Doch eines verträgt die Staatsgewalt nicht: Kritik. Sobald Leute es wagen, sich gegen den faschistoiden Ordnungswahn aufzulehnen, werden sie von der Staatsmacht gebrandmarkt - und als "Gefahr" bezeichnet.

Jetzt kann die berechtigte Frage gestellt werden, nach welchen Kriterien die Polizei die von ihr ernannte "Gefahr" erkennt? Die Antwort ist angesichts der gängigen Praxis nicht schwer: Zuerst werden rassistische Kriterien definiert, werden Methoden in der Praxis erprobt und in der Folge zum Gesetz erklärt. Ergänzt wird dies durch Kriterien sogenannten "abweichenden Verhaltens": Wer nicht der äußerlichen Norm entsprechend aussieht oder sich dieser gemäß verhält, gilt als verdächtig. Und wer all diesen Überwachungswahn, seine rassistische und faschistoide Systematik in Frage stellt, gilt als "Sicherheitsrisiko" bzw. als "Gefahr".

Doch drängen sich hier einige Fragen auf: Wer sperrt Menschen über Monate ein - ohne Gerichtsverfahren? Wer schiebt Menschen ab - mit extensiver und oft tötlicher Gewalt? Wer grenzt Menschen aus - um die eigenen Privilegien abzusichern?

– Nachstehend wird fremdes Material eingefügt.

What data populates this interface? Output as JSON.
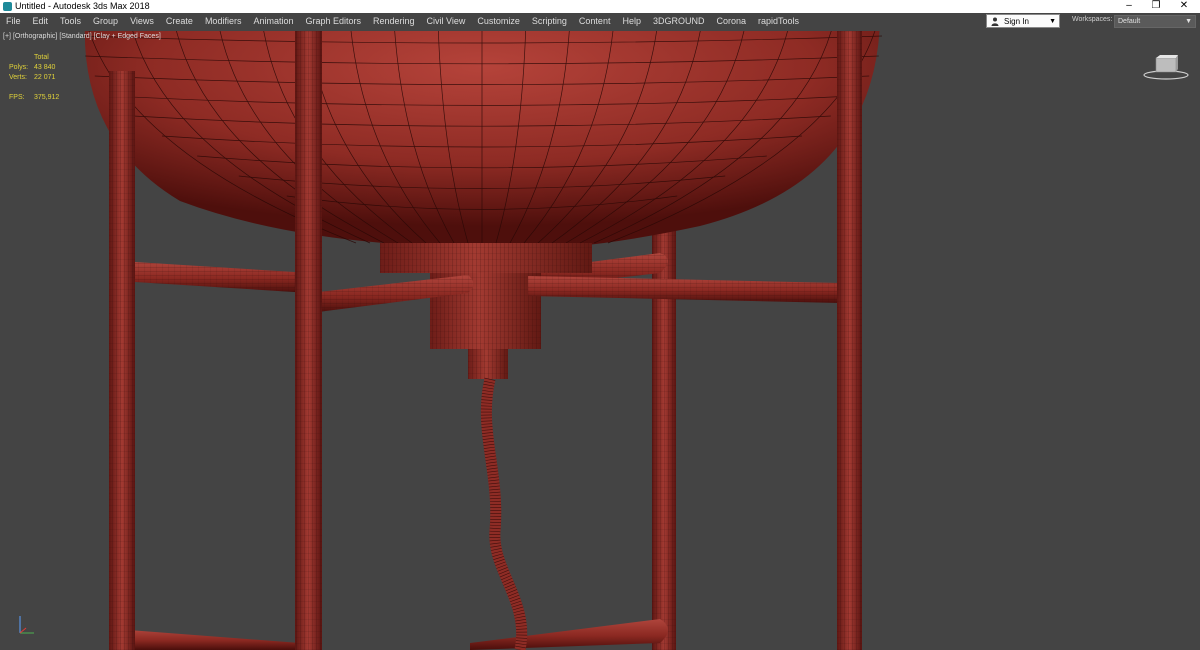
{
  "window": {
    "title": "Untitled - Autodesk 3ds Max 2018",
    "controls": {
      "minimize": "–",
      "restore": "❐",
      "close": "✕"
    }
  },
  "menu": {
    "items": [
      "File",
      "Edit",
      "Tools",
      "Group",
      "Views",
      "Create",
      "Modifiers",
      "Animation",
      "Graph Editors",
      "Rendering",
      "Civil View",
      "Customize",
      "Scripting",
      "Content",
      "Help",
      "3DGROUND",
      "Corona",
      "rapidTools"
    ]
  },
  "account": {
    "sign_in": "Sign In",
    "dropdown_arrow": "▼"
  },
  "workspaces": {
    "label": "Workspaces:",
    "value": "Default",
    "dropdown_arrow": "▼"
  },
  "viewport": {
    "labels": [
      "[+]",
      "[Orthographic]",
      "[Standard]",
      "[Clay + Edged Faces]"
    ],
    "stats": {
      "total_label": "Total",
      "polys_label": "Polys:",
      "polys_value": "43 840",
      "verts_label": "Verts:",
      "verts_value": "22 071",
      "fps_label": "FPS:",
      "fps_value": "375,912"
    },
    "colors": {
      "background": "#444444",
      "model": "#8b2a24",
      "wire": "#2a0806",
      "stats_text": "#e0d23a"
    }
  }
}
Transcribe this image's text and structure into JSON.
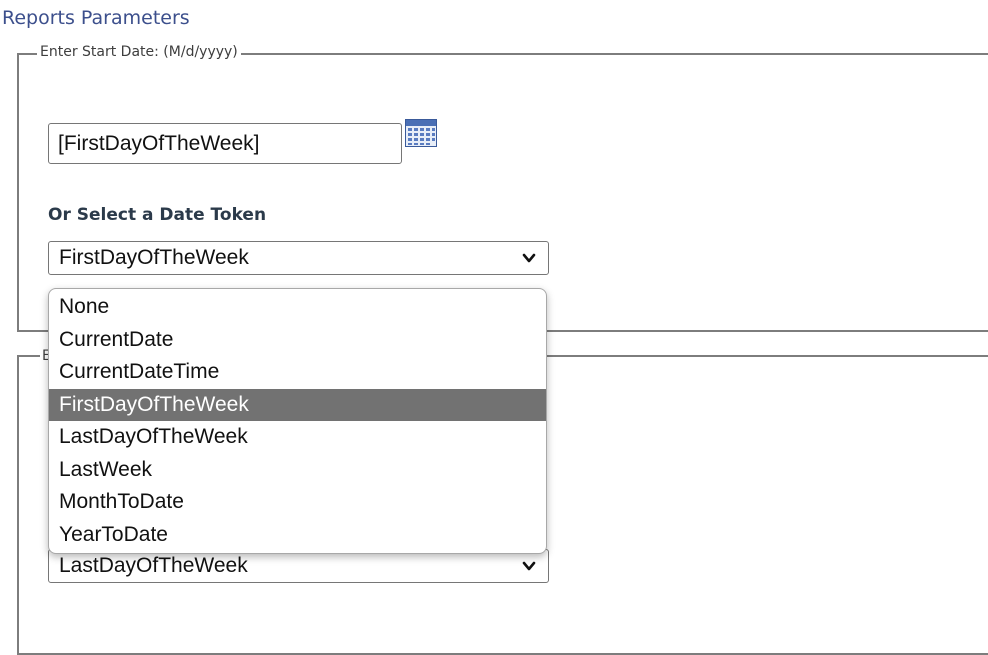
{
  "page": {
    "title": "Reports Parameters"
  },
  "start_date": {
    "legend": "Enter Start Date: (M/d/yyyy)",
    "input_value": "[FirstDayOfTheWeek]",
    "calendar_icon": "calendar-icon",
    "token_label": "Or Select a Date Token",
    "selected_token": "FirstDayOfTheWeek"
  },
  "end_date": {
    "legend_visible": "E",
    "selected_token": "LastDayOfTheWeek"
  },
  "token_dropdown": {
    "options": [
      "None",
      "CurrentDate",
      "CurrentDateTime",
      "FirstDayOfTheWeek",
      "LastDayOfTheWeek",
      "LastWeek",
      "MonthToDate",
      "YearToDate"
    ],
    "highlighted": "FirstDayOfTheWeek"
  },
  "colors": {
    "title": "#3c4f8c",
    "highlight_bg": "#727272",
    "highlight_text": "#ffffff",
    "border": "#7d7d7d"
  }
}
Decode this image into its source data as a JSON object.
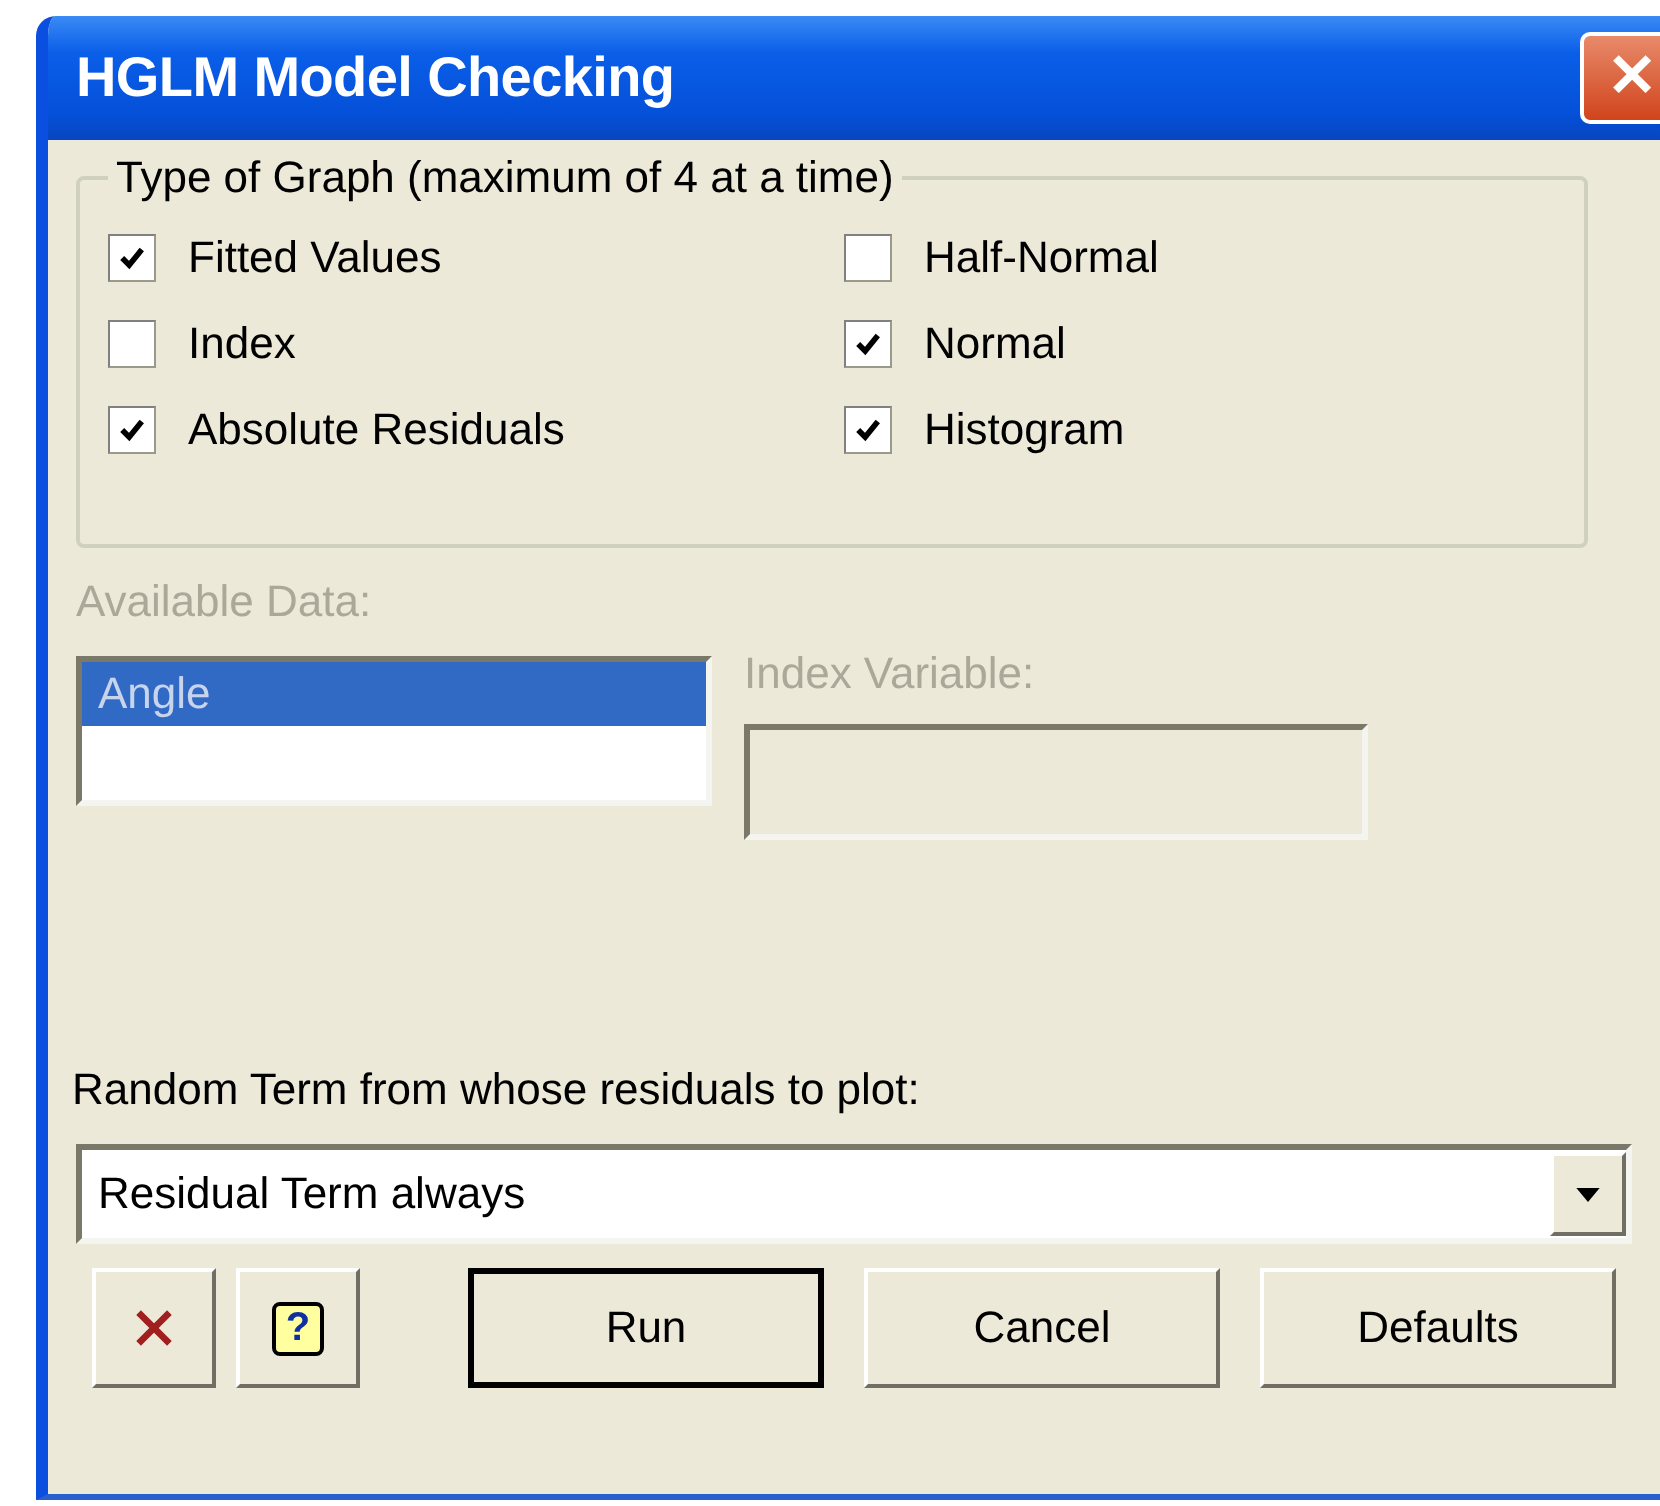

Das rassistische System ist ein Machtinstrument, das oft im Verborgenen existiert. Hier in Calais ist es sichtbar und hat Auswirkungen auf alle Menschen. Auswirkungen, die die individuellen Freiheiten massiv einschränken - aber nicht nur für eine Woche. Der Überwachungsstaat wird mehr und mehr ausgebaut. Für viele Menschen sind permanente Kontrollen, Misshandlungen usw. längst zum Alltag geworden. Viele werden eingesperrt, nur weil ihnen entsprechende Dokumente fehlen, viele werden abgeschoben, weil ihnen die Rassist_innen das Recht auf Aufenthalt absprechen.

Dort wo die Grenze ohnehin immer spürbar ist, in Calais, macht das noborder Camp sichtbar, dass es letztendlich alle betrifft. Rassismus und Faschismus sind Unterdrückungsformen, die in das Leben aller Menschen eingreifen - bei manchen mehr, bei manchen weniger.